Kevin Eveleigh
- Birth name: Kevin Alfred Eveleigh
- Date of birth: 8 November 1947 (age 77)
- Place of birth: Palmerston North, New Zealand
- Height: 1.83 m (6 ft 0 in)
- Weight: 89 kg (196 lb)
- School: Otorohanga College
- Occupation(s): Farmer

Rugby union career
- Position(s): Flanker

Provincial / State sides
- Years: Team / Apps / (Points)
- 1969–78: Manawatu / 107 / ()
- 1981–82: Bay of Plenty /  / ()

International career
- Years: Team / Apps / (Points)
- 1974–77: New Zealand / 4 / (0)
- 1979–80: Rhodesia / 25

Coaching career
- Years: Team
- 1987: Manawatu

= Kevin Eveleigh =

Kevin Alfred Eveleigh (born 8 November 1947) is a former New Zealand rugby union player.
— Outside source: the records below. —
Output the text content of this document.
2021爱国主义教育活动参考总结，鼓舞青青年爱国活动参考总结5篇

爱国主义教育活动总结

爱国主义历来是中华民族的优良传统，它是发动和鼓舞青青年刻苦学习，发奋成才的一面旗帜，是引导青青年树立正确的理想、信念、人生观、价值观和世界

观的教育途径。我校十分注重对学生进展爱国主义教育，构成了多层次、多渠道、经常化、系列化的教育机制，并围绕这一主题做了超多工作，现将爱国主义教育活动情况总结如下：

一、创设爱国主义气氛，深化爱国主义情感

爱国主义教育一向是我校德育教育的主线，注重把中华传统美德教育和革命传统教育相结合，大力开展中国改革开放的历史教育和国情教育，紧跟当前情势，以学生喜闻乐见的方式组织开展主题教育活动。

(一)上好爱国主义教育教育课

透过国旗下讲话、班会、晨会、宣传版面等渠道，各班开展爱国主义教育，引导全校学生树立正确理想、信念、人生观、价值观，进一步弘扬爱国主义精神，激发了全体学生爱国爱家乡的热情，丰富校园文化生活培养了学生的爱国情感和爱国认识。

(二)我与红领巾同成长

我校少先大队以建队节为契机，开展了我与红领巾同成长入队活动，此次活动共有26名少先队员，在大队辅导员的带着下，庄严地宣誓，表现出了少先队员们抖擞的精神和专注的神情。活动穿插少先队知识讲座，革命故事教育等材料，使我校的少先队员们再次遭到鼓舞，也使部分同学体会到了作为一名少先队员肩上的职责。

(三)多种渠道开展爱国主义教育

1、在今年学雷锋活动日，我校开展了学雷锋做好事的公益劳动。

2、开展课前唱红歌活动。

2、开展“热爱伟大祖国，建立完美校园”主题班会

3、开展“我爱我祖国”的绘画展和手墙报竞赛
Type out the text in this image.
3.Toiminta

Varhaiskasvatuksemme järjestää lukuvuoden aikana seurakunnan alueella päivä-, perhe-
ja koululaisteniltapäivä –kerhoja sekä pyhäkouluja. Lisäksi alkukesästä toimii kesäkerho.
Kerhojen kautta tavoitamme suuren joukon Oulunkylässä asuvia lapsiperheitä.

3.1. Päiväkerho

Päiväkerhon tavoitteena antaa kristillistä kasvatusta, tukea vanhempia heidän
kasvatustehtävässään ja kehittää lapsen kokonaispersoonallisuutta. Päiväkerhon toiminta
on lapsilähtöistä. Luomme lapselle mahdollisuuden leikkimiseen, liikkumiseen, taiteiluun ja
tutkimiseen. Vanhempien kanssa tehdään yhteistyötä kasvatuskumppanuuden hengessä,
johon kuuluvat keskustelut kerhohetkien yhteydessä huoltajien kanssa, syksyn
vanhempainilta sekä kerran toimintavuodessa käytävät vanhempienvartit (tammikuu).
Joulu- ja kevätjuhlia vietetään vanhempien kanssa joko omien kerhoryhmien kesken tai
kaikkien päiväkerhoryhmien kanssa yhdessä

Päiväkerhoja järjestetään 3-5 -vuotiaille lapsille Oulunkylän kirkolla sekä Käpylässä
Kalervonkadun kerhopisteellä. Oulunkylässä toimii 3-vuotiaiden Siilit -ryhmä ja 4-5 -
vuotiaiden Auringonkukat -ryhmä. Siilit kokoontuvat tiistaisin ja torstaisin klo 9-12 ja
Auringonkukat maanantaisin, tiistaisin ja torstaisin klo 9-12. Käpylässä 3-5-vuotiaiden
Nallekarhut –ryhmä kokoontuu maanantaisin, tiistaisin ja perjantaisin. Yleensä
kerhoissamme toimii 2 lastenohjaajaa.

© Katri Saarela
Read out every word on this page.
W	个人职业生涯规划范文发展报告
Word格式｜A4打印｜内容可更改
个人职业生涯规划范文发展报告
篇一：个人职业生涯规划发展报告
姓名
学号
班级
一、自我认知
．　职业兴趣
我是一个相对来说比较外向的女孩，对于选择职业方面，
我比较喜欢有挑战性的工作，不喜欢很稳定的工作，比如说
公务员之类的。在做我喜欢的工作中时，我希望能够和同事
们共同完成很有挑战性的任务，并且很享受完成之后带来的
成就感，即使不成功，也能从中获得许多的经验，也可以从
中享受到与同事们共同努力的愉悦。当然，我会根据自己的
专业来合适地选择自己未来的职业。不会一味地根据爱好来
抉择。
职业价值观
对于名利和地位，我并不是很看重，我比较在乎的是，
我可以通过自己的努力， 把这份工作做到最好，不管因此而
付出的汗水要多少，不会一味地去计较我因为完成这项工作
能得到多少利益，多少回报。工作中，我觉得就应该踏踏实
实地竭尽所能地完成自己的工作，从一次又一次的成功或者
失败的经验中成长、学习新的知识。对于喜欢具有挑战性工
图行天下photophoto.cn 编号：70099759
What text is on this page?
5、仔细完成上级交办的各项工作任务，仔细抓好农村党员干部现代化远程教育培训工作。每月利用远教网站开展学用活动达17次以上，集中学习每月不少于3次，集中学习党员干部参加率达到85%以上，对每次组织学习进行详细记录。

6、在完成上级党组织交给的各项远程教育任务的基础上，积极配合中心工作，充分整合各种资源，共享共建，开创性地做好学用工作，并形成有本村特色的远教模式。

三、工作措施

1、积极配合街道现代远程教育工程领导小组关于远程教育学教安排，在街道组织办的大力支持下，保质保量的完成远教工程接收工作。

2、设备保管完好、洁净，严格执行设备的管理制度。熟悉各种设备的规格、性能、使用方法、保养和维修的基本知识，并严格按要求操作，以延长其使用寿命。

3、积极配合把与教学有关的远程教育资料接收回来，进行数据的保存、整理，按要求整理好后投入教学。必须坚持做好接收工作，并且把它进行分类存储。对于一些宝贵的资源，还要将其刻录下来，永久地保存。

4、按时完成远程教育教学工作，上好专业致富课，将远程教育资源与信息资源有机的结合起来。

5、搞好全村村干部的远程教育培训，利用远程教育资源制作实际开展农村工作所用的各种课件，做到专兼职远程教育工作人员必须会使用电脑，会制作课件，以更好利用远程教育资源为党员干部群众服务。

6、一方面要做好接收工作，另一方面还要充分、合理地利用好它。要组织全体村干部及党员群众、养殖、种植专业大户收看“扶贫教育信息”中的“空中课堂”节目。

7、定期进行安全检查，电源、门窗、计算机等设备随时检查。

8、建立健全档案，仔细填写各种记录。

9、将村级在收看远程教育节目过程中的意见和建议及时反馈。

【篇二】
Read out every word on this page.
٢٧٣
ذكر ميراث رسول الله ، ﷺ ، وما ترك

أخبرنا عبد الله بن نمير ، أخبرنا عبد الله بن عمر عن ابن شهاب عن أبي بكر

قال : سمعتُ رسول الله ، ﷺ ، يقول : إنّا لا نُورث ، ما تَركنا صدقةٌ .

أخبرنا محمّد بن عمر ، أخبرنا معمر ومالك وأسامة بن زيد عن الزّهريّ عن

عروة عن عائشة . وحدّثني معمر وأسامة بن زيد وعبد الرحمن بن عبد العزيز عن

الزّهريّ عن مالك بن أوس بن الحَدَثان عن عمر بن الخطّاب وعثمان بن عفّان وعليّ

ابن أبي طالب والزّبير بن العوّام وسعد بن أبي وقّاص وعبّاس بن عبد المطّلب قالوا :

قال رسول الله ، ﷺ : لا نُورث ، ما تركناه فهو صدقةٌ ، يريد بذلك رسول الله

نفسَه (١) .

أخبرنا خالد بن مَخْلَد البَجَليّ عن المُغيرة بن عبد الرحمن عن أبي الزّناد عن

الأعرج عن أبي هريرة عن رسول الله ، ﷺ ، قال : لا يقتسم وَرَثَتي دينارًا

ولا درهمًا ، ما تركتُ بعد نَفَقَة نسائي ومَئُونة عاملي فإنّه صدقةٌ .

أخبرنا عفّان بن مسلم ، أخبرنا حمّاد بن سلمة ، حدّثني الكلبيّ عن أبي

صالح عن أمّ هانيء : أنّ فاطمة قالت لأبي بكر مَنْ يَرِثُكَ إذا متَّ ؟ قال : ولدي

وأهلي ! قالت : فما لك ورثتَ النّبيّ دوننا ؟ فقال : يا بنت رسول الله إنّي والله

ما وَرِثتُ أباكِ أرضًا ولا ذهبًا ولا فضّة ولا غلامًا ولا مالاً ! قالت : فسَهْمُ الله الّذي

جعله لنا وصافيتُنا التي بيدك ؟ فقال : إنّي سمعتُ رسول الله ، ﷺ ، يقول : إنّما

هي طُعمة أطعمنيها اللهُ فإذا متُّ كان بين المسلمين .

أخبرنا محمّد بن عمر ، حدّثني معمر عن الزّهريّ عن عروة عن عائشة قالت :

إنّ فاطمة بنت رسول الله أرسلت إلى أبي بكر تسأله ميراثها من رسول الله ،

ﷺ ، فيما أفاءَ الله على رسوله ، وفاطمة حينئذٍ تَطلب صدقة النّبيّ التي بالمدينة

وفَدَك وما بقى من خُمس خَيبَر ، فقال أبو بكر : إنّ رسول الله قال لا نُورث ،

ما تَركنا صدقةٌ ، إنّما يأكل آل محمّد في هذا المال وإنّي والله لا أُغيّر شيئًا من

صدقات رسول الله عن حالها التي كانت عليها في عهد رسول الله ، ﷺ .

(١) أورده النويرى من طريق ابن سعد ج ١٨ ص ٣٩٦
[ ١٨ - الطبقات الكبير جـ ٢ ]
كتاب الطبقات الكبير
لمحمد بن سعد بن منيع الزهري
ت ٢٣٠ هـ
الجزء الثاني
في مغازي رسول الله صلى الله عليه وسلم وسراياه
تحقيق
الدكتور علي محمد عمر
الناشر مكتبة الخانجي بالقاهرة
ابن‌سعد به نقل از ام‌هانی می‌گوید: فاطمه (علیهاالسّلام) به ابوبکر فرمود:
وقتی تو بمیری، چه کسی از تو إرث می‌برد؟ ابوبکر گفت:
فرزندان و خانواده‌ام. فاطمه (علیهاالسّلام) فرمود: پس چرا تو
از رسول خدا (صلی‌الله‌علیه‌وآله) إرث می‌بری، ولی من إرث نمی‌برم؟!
A flanker, Eveleigh represented Manawatu and Bay of Plenty at a provincial level, and was a member of the New Zealand national side, the All Blacks, from 1974 to 1977. He played 30 matches for the All Blacks including four internationals. He later captained Rhodesia between 1979 and 1980, and was the coach of Manawatu in 1987. In 1988, he was one of the first two "celebrity entries"—alongside Brian Ford—at the annual Coast to Coast adventure race.